Non gli chiedo nulla di quel tempo, non voglio metterlo di fronte a ciò che avrà di certo visto o vissuto, lascio che sia lui a sintetizzarlo nei punti essenziali fino a quel 1° maggio di quest’anno in cui arriva in Italia. Ora attende che gli venga riconosciuto lo status di rifugiato, ha con sé i documenti di matrimonio, che mi nomina spesso come a sottolinearne l’importanza non solo sentimentale, gli attestati degli studi fatti e una famiglia che lo ha accolto.

Il suo angelo è stato un medico italiano volontario che ha conosciuto in Serbia, Kaleem ora è parte della sua famiglia. Ho conosciuto Laura, sua moglie, e l’ho guardata insieme a questo ragazzo: avevano la naturalezza della quotidianità di una madre con un figlio.

La straordinarietà di alcune persone si confonde fra la nostra normalità e ci fa dimenticare il bosco che cresce silenzioso a dispetto del fragore dell’albero che cade. “Fede, Speranza e Carità. La più grande è la Carità.” L’ha detto Cristo ed è per ogni angolo del mondo. Anche non cristiano. Anche ateo.

Chiedo a Kaleem cosa faccia ora e mi dice che il suo primo obbiettivo è continuare a studiare bene l’italiano. Per quanto riguarda invece i suoi progetti, mi risponde trovare un lavoro che gli permetta innanzitutto di aiutare la sua famiglia (padre, madre, due fratelli e due sorelle), perché poveri.

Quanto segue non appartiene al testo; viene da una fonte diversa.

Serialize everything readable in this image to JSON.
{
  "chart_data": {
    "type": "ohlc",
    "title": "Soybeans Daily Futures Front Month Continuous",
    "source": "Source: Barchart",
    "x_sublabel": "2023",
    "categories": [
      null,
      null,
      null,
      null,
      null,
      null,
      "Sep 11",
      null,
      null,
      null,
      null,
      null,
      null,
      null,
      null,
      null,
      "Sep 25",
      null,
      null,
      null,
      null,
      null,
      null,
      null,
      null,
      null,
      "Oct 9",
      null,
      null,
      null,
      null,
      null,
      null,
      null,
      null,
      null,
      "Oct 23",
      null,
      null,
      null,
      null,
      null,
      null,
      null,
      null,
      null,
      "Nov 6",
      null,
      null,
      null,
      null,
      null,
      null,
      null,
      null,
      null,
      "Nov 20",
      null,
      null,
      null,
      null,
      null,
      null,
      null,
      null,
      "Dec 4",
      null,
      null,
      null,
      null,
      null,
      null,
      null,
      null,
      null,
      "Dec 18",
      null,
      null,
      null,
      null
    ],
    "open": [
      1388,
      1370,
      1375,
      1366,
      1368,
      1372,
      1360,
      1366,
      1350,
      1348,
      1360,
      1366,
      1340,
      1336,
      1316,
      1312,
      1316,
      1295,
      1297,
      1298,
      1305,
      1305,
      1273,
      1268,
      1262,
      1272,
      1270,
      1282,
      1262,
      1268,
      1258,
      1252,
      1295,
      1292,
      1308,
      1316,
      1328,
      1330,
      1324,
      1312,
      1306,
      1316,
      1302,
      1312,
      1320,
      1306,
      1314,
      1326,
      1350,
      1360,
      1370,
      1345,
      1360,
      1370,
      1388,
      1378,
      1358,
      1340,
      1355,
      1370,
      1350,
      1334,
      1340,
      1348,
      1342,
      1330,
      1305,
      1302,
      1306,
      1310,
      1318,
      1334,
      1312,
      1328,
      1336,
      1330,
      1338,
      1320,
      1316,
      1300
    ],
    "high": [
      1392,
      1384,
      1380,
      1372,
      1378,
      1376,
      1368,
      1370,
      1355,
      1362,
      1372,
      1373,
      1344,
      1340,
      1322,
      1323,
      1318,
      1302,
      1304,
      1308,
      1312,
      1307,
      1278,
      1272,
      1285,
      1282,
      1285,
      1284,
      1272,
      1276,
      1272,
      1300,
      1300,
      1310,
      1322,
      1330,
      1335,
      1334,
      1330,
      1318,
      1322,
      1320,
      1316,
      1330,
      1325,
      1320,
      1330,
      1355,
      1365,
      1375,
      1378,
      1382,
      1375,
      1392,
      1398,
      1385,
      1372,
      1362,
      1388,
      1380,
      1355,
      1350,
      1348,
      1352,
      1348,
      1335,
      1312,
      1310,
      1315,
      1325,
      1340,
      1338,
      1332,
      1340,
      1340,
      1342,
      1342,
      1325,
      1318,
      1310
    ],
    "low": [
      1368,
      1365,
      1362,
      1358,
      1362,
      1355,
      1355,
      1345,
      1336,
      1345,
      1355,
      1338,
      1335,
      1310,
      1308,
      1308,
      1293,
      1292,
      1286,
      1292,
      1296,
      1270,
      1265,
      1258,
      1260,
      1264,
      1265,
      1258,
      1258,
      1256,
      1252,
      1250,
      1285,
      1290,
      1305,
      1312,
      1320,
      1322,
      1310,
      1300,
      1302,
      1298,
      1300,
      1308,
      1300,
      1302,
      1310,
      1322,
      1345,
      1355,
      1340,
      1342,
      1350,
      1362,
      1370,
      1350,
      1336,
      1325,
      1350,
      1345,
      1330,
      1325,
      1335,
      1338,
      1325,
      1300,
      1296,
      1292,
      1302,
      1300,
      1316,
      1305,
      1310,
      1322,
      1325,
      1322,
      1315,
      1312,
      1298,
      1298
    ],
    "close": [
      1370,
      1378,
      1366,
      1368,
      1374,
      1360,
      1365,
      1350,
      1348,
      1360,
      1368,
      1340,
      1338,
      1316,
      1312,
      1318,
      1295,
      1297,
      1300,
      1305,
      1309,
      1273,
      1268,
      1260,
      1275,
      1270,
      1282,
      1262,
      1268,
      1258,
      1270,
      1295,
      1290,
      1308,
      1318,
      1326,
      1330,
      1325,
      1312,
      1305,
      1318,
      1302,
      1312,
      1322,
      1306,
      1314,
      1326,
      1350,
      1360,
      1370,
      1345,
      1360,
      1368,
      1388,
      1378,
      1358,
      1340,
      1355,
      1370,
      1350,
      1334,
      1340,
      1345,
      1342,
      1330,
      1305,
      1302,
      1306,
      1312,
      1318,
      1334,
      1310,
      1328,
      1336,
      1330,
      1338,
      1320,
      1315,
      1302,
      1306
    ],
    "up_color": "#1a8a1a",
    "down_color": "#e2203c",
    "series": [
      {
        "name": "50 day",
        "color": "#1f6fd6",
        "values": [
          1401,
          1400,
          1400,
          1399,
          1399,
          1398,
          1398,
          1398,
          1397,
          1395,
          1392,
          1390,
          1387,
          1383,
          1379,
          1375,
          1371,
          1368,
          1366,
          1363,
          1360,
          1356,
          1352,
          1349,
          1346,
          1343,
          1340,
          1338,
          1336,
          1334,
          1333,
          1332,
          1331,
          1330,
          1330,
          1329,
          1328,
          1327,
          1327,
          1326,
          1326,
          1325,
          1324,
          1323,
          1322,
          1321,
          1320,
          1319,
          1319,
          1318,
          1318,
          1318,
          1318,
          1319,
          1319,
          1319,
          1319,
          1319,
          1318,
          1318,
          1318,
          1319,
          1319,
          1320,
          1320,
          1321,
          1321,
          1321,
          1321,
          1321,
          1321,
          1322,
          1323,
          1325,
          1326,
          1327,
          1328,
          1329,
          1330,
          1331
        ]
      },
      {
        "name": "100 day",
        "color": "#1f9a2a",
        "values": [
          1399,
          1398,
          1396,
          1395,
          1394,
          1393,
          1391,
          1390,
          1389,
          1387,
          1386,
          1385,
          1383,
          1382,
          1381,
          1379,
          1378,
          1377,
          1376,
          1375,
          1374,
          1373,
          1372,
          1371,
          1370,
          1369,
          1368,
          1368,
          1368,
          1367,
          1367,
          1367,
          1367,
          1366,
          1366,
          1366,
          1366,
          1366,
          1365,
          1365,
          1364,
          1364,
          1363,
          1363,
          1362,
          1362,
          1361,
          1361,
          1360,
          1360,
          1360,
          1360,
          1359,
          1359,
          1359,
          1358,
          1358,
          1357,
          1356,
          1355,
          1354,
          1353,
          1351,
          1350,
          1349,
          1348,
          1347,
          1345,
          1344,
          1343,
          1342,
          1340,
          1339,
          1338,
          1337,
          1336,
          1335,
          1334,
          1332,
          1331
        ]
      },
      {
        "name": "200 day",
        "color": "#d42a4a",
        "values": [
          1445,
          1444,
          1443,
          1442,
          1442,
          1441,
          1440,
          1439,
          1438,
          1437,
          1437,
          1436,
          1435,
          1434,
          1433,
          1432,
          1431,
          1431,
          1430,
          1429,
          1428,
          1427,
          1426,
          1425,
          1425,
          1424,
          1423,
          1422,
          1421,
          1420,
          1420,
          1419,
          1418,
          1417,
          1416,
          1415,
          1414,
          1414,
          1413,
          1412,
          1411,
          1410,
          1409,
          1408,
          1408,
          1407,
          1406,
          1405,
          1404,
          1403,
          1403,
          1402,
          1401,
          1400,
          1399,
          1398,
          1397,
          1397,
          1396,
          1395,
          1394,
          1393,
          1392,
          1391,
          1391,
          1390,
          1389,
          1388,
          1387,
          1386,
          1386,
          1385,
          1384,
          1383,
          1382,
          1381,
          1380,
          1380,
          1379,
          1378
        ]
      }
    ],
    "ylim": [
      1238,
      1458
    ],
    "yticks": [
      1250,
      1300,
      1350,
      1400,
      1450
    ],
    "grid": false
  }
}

Non mi lascia nel dubbio e mi dice subito che no, non intende ritornare in Pakistan, ma rimanere in Italia e che spera di riunire qui la sua famiglia anche se dubita che i suoi genitori lascino la propria terra.

Concludo l’intervista chiedendogli quale sogno abbia: “Farmi una posizione e dimostrare alla sua famiglia (non dice mai il nome di Maham, come fosse qualcosa di così prezioso da tenere solo per sé) che sono alla sua altezza e di poterla un giorno riavere con me. Io so aspettare.”

L’Amore puro esiste? Sì, grazie a Dio, esiste.